SoftNAS SNAP HA™ easily fits within a modern, virtualized data center. Today's data center is often running VMware, with a network architecture comprised of several VLANs used to segregate various classes of network traffic. The diagram to the right shows one such network topology, which implements best practices for SoftNAS SNAP HA™ in the data center.

User subnets are allocated outside the data center network, and traverse one or more routers to reach the data center.

The data center network exists on its own /16 (or similar) layer 2 network, which we term the "Datacenter Primary Subnet". This subnet is used for administrative and other default traffic.

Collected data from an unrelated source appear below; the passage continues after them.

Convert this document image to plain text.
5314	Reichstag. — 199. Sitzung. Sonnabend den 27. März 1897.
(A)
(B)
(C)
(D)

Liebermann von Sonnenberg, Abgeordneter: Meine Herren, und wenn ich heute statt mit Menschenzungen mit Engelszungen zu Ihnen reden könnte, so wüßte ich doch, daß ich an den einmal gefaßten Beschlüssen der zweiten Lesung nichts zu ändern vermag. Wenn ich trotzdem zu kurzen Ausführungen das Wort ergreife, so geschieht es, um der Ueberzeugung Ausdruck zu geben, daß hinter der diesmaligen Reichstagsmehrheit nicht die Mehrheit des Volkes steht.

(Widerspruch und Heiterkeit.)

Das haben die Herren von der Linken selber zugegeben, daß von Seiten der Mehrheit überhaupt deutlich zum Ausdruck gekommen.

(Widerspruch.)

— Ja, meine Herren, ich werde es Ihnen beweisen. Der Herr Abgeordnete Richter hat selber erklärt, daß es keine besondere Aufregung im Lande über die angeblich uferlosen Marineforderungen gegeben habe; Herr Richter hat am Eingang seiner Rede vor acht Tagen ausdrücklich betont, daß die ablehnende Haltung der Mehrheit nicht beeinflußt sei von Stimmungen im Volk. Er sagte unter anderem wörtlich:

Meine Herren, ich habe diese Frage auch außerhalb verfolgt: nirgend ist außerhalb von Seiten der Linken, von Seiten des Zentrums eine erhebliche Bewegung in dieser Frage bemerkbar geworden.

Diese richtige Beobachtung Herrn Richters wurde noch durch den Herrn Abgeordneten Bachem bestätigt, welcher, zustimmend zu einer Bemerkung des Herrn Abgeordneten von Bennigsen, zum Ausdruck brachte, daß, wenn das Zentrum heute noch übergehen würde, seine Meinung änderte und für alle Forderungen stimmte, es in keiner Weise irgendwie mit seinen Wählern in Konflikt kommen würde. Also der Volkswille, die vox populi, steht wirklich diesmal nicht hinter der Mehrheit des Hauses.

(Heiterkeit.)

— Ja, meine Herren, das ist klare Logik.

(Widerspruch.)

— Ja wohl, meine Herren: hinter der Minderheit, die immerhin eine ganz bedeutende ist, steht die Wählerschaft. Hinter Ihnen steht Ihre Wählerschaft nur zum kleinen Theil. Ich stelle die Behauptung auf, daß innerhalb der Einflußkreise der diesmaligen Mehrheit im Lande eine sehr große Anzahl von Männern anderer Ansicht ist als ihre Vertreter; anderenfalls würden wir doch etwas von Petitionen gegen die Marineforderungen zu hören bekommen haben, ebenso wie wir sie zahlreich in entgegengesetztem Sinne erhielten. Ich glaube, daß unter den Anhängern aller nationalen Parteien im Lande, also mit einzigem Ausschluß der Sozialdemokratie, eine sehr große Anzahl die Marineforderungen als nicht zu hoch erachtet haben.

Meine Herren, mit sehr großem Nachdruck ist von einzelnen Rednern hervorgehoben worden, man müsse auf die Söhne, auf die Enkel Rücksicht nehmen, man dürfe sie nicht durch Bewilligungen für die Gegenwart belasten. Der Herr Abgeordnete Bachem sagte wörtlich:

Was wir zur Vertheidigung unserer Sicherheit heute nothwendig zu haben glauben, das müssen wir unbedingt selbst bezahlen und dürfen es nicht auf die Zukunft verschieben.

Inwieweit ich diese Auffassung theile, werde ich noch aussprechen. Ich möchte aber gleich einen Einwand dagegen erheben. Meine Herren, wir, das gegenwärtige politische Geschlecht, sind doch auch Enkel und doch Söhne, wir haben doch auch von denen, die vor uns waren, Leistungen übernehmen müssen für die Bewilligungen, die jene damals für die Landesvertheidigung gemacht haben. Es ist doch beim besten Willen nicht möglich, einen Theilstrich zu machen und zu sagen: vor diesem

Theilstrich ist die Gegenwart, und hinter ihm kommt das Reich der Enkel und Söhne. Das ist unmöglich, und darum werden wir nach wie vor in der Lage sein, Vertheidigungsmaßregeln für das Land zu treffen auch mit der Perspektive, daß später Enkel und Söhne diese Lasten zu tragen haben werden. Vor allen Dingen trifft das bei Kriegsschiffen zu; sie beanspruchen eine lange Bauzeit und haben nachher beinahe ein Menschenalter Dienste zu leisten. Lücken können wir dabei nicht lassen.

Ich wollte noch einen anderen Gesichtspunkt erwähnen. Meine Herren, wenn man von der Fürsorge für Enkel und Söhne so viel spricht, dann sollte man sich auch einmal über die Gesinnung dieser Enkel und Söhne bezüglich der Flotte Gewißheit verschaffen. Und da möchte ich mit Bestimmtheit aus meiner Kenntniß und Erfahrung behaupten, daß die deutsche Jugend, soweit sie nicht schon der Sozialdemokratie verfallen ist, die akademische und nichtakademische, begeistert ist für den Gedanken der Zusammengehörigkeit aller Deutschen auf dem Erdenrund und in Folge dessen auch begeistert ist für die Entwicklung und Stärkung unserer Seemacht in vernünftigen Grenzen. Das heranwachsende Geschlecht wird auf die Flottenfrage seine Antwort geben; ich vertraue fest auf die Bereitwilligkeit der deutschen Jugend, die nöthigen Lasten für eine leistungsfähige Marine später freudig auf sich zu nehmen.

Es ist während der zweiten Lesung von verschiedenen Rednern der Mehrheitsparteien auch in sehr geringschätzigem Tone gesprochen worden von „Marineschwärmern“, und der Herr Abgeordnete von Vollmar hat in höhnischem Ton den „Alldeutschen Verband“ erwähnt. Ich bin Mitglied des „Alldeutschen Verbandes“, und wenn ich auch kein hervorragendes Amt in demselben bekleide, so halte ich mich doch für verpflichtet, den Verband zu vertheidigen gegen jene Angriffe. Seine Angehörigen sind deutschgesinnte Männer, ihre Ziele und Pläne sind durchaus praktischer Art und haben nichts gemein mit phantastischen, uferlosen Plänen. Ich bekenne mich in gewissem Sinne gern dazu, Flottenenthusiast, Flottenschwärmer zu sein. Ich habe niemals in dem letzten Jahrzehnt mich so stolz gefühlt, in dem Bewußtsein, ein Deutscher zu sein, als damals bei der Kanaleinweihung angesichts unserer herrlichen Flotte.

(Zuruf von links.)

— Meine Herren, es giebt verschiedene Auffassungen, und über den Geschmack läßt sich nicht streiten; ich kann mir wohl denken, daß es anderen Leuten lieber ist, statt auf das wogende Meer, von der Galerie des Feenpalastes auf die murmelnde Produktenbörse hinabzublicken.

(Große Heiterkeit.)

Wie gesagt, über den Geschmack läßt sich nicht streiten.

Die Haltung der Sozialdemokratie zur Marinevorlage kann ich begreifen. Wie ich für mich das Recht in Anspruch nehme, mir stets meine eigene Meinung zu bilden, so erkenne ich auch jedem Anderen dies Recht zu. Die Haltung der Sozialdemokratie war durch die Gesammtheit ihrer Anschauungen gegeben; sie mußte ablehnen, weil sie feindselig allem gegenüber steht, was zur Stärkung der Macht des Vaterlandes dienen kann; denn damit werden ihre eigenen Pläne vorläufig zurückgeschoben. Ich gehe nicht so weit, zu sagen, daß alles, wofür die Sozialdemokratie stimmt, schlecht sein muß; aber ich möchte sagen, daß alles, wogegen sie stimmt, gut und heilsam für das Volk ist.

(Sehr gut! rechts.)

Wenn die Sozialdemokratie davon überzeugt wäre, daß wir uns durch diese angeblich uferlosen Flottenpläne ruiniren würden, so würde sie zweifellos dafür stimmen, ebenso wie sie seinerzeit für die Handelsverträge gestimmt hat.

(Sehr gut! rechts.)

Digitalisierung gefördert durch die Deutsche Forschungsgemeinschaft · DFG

A separate "Replication VLAN" and corresponding subnet is allocated for SoftNAS® block replication traffic; i.e., SnapReplicate™ is configured to flow across this dedicated VLAN, which prevents data replication traffic between controllers from impacting storage or other data center services. During high periods of I/O, data replication on a 1 GbE network can reach sustained levels of 120 MB/sec as multiple streams of block replication take place across controllers, so the replication VLAN is an important consideration.

A separate "Storage VLAN" and corresponding subnet is allocated for SoftNAS® primary virtualization storage traffic; i.e., NFS and iSCSI traffic between VMware vmKernels on each VM host responsible for storage access. Assigning a separate vSwitch and physical NICs to storage is essential for achieving maximum throughput and IOPS, and for keeping storage access isolated from other network segments. If storage is not isolated on its own VLAN, vSwitch and physical NICs, performance will be impacted, and high storage I/O loads will impact other services.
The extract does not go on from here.